Journalist Abdumalik Boboyev was found guilty on three counts but given the "mildest possible sentence".
(CJES/IFEX) – A sentence in the case involving journalist Abdumalik Boboyev was handed out in the Tashkent Mirzo-Ulugbek Criminal Court on 15 October 2010. The journalist was found guilty on three counts (slander, insult, and the production or dissemination of materials posing a threat to public safety and public order). The court ordered the journalist to pay a fine of 18.86 million soms (400 minimal wages, approx. US$11,500).
Lawyers see this sentence as “the mildest possible sentence.” “Article 244-1 of the Uzbek Criminal Code [the production or dissemination of materials posing a threat to public safety and public order] carries a punishment of five to eight years in prison. The fact that the judge has given such a mild punishment is just surprising. It’s very rare in Uzbekistan,” the journalist’s lawyer Sergei Mayorov said.
The court did not ban the journalist from working in journalism for three years, which the prosecutor had asked for.
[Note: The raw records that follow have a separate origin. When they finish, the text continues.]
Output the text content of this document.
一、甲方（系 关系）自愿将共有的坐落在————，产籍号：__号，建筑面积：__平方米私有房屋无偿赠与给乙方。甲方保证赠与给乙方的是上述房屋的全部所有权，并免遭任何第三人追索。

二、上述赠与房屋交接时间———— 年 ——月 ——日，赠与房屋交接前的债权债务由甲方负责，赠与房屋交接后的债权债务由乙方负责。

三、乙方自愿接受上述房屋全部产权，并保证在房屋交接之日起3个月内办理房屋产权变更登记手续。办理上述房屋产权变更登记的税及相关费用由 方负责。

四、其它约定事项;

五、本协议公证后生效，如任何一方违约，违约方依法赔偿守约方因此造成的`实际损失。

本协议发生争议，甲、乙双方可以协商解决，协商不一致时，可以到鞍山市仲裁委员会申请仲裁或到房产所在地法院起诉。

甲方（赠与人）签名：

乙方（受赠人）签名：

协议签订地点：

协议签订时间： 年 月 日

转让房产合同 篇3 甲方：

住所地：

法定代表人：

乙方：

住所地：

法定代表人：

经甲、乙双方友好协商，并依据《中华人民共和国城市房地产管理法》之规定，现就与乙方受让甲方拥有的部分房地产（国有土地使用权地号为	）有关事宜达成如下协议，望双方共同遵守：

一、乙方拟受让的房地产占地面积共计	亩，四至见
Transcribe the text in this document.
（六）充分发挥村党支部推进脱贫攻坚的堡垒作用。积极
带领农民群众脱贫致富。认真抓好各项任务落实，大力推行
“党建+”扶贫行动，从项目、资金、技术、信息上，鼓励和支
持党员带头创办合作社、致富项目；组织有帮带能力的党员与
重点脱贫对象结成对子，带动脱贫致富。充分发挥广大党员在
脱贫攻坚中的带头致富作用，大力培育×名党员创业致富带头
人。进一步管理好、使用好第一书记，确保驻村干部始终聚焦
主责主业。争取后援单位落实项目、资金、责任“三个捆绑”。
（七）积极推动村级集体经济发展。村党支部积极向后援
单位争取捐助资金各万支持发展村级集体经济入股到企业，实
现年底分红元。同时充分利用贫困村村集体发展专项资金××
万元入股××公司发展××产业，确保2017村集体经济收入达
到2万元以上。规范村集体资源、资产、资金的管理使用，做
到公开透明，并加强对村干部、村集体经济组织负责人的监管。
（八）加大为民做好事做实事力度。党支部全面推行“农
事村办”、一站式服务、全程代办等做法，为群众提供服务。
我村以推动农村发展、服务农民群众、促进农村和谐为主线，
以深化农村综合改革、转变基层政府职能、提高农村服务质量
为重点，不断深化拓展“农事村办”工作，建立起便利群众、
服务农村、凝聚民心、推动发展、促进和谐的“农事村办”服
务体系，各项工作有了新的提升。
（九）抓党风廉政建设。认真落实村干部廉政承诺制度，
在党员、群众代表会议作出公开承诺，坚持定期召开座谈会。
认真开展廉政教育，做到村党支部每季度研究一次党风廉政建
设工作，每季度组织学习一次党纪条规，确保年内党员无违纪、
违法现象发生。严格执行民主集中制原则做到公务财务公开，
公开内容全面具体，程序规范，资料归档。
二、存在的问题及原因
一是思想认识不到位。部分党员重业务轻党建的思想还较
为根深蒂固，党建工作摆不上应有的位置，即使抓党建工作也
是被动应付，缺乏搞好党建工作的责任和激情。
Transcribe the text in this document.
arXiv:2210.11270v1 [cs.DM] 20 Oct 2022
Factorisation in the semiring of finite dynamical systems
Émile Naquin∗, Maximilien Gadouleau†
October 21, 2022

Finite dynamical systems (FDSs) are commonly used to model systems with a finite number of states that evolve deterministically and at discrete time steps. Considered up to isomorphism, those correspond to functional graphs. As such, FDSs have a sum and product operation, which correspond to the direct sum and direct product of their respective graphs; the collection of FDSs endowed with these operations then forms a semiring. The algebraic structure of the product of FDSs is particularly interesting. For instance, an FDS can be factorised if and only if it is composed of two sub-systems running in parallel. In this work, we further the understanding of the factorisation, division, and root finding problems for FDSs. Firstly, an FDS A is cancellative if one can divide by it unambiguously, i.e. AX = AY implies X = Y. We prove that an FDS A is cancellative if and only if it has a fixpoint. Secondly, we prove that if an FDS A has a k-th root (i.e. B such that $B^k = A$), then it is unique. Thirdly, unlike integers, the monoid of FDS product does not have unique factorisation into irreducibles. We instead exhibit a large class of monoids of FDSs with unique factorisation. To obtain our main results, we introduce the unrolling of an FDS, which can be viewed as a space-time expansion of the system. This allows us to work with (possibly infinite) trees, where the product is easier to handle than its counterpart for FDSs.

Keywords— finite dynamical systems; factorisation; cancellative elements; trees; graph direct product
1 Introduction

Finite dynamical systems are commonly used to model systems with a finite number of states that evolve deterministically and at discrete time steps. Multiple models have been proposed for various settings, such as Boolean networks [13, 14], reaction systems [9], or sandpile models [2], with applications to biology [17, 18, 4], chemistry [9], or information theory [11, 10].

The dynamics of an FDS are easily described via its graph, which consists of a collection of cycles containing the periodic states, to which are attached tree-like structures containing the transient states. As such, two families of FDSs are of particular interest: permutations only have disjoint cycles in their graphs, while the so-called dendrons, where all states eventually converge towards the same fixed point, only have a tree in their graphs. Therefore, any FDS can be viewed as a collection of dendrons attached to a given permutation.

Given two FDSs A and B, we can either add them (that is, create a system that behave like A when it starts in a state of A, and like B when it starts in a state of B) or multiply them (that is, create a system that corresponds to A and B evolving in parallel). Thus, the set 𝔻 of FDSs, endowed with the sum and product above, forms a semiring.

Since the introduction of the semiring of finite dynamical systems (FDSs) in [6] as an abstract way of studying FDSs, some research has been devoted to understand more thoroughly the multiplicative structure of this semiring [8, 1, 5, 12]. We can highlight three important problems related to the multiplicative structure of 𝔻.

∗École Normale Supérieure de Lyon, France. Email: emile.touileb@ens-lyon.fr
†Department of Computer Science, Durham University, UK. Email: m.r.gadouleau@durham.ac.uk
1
Boboyev was also charged with illegal border-crossing and illegal entry into the Republic of Uzbekistan (a crime enshrined by Article 223 of the Criminal Code), but the prosecutor asked the court to clear the journalist of that charge due to a lack of evidence of a crime, which the court did.
In a separate development, Vladimir Berezovsky, a reporter with the Russian “Parlamentskaya Gazeta” and editor of the website Vesti.uz, who permanently lives in Uzbekistan, has been found guilty of slander and defamation by a Tashkent court, but was immediately amnestied, Ferghana.ru has reported. The indictment does not name the people who suffered as a result of the journalist’s actions (i.e., the people whom the journalist was accused of defaming and slandering) as the court failed to determine those people.
Berezovsky claimed he has been framed, saying his articles contain no calls for a revolution in Uzbekistan. The journalist accused the prosecutor of deliberately distorting facts to substantiate the charges. He also said the news reports published on Vesti.uz contained accurate information, have always been easily accessible on the Internet, and no one had questioned them.